A look-around matcher determines how to match look-around assertions.
In particular, some assertions are configurable. For example, the
(?m:^)
and (?m:$)
assertions can have their line terminator changed
from the default of \n
to any other byte.
§Example
This shows how to change the line terminator for multi-line assertions.
use regex_automata::{
nfa::thompson::{self, pikevm::PikeVM},
util::look::LookMatcher,
Match, Input,
};
let mut lookm = LookMatcher::new();
lookm.set_line_terminator(b'\x00');
let re = PikeVM::builder()
.thompson(thompson::Config::new().look_matcher(lookm))
.build(r"(?m)^[a-z]+$")?;
let mut cache = re.create_cache();
// Multi-line assertions now use NUL as a terminator.
assert_eq!(
Some(Match::must(0, 1..4)),
re.find(&mut cache, b"\x00abc\x00"),
);
// ... and \n is no longer recognized as a terminator.
assert_eq!(
None,
re.find(&mut cache, b"\nabc\n"),
);
sourcepub fn get_reverse(&self) -> bool
pub fn get_reverse(&self) -> bool
Returns whether this configuration has enabled reverse NFA compilation.
sourcepub fn get_nfa_size_limit(&self) -> Option<usize>
pub fn get_nfa_size_limit(&self) -> Option<usize>
Return the configured NFA size limit, if it exists, in the number of bytes of heap used.

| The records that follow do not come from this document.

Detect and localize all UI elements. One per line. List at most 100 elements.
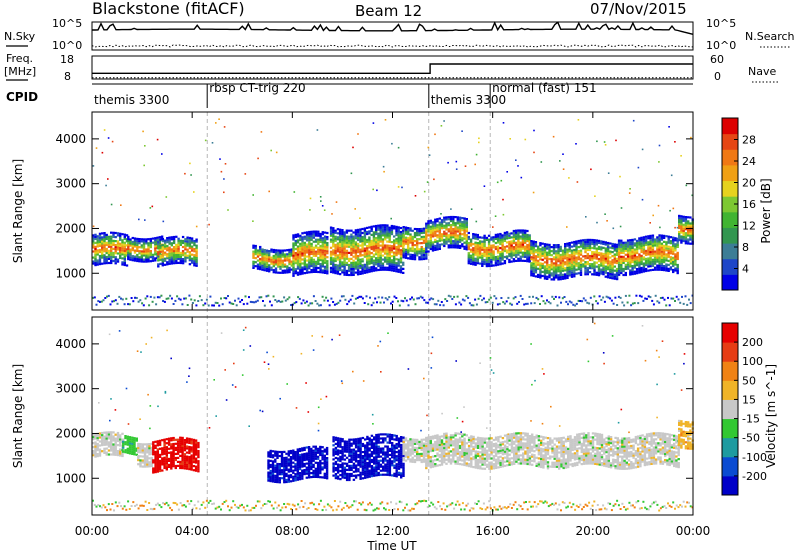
power-cell (419, 295, 422, 298)
power-cell (626, 301, 629, 304)
power-cell (388, 226, 391, 229)
power-cell (399, 230, 403, 234)
velocity-cell (296, 470, 299, 473)
power-cell (456, 220, 459, 223)
power-cell (272, 257, 275, 260)
power-cell (246, 302, 249, 305)
velocity-cell (292, 449, 295, 452)
power-cell (161, 240, 164, 243)
velocity-cell (103, 435, 106, 438)
power-cell (620, 261, 623, 264)
velocity-cell (96, 444, 99, 448)
power-cell (642, 262, 646, 265)
power-cell (501, 248, 504, 251)
power-cell (172, 237, 176, 241)
power-cell (167, 297, 170, 300)
power-cell (680, 155, 682, 157)
power-cell (515, 159, 517, 161)
power-cell (425, 228, 428, 231)
power-cell (494, 260, 498, 263)
power-cell (454, 242, 457, 245)
power-cell (498, 302, 501, 305)
velocity-cell (332, 466, 335, 469)
power-cell (670, 174, 673, 177)
power-cell (508, 252, 511, 256)
power-cell (107, 257, 111, 260)
power-cell (98, 261, 102, 264)
power-cell (154, 249, 157, 252)
power-cell (312, 270, 315, 273)
velocity-cell (192, 446, 196, 450)
power-cell (375, 267, 378, 270)
power-cell (672, 207, 675, 210)
velocity-cell (319, 468, 322, 471)
velocity-cell (332, 454, 335, 457)
power-cell (595, 253, 598, 256)
power-cell (177, 243, 180, 246)
power-cell (660, 238, 664, 241)
power-cell (343, 247, 346, 250)
velocity-cell (154, 458, 157, 462)
power-cell (407, 247, 410, 250)
power-cell (168, 238, 171, 241)
velocity-cell (194, 469, 198, 472)
velocity-cell (192, 450, 196, 454)
power-cell (615, 273, 619, 277)
power-cell (294, 256, 297, 259)
power-cell (617, 295, 620, 298)
power-cell (434, 248, 437, 251)
power-cell (461, 233, 464, 236)
power-cell (156, 236, 159, 239)
velocity-cell (170, 437, 173, 440)
power-cell (388, 236, 391, 239)
power-cell (407, 249, 410, 252)
velocity-cell (148, 443, 151, 446)
power-cell (334, 263, 337, 267)
velocity-cell (148, 453, 151, 456)
power-cell (585, 216, 587, 218)
power-cell (638, 271, 641, 274)
power-cell (393, 255, 396, 258)
velocity-cell (194, 457, 198, 460)
power-cell (359, 264, 362, 267)
power-cell (665, 247, 668, 250)
velocity-cell (271, 466, 275, 469)
power-cell (665, 259, 668, 262)
velocity-cell (103, 451, 106, 454)
power-cell (133, 239, 137, 242)
power-cell (270, 260, 273, 263)
velocity-cell (298, 466, 302, 469)
power-cell (431, 231, 435, 234)
velocity-cell (154, 456, 157, 459)
power-cell (195, 260, 198, 263)
power-cell (501, 238, 504, 241)
power-cell (575, 240, 578, 243)
power-cell (606, 254, 610, 257)
velocity-cell (146, 451, 149, 454)
velocity-cell (105, 435, 108, 438)
power-cell (301, 254, 304, 257)
velocity-cell (267, 465, 270, 468)
power-cell (416, 297, 419, 300)
power-cell (350, 251, 353, 254)
power-cell (476, 250, 479, 253)
power-cell (163, 247, 167, 250)
power-cell (341, 249, 344, 252)
power-cell (548, 251, 551, 255)
velocity-cell (283, 460, 286, 464)
velocity-cell (307, 458, 311, 461)
velocity-cell (105, 447, 108, 450)
freq-left-tick-top: 18 (60, 53, 74, 66)
power-cell (573, 261, 576, 264)
power-cell (368, 262, 371, 265)
power-cell (377, 264, 380, 268)
power-cell (310, 256, 313, 260)
power-cell (515, 229, 518, 232)
power-cell (626, 241, 630, 244)
power-cell (530, 272, 533, 275)
power-cell (463, 217, 466, 220)
power-cell (548, 253, 551, 257)
power-cell (184, 258, 187, 261)
power-cell (635, 247, 639, 251)
power-cell (179, 241, 182, 244)
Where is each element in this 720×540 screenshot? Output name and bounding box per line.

sourcepub fn get_shrink(&self) -> bool
pub fn get_shrink(&self) -> bool
Return whether NFA shrinking is enabled.
sourcepub fn get_captures(&self) -> bool
👎Deprecated since 0.3.5: use get_which_captures instead
pub fn get_captures(&self) -> bool
Return whether NFA compilation is configured to produce capture states.
sourcepub fn get_which_captures(&self) -> WhichCaptures
pub fn get_which_captures(&self) -> WhichCaptures
Return what kinds of capture states will be compiled into an NFA.
sourcepub fn get_look_matcher(&self) -> LookMatcher
pub fn get_look_matcher(&self) -> LookMatcher
Return the look-around matcher for this NFA.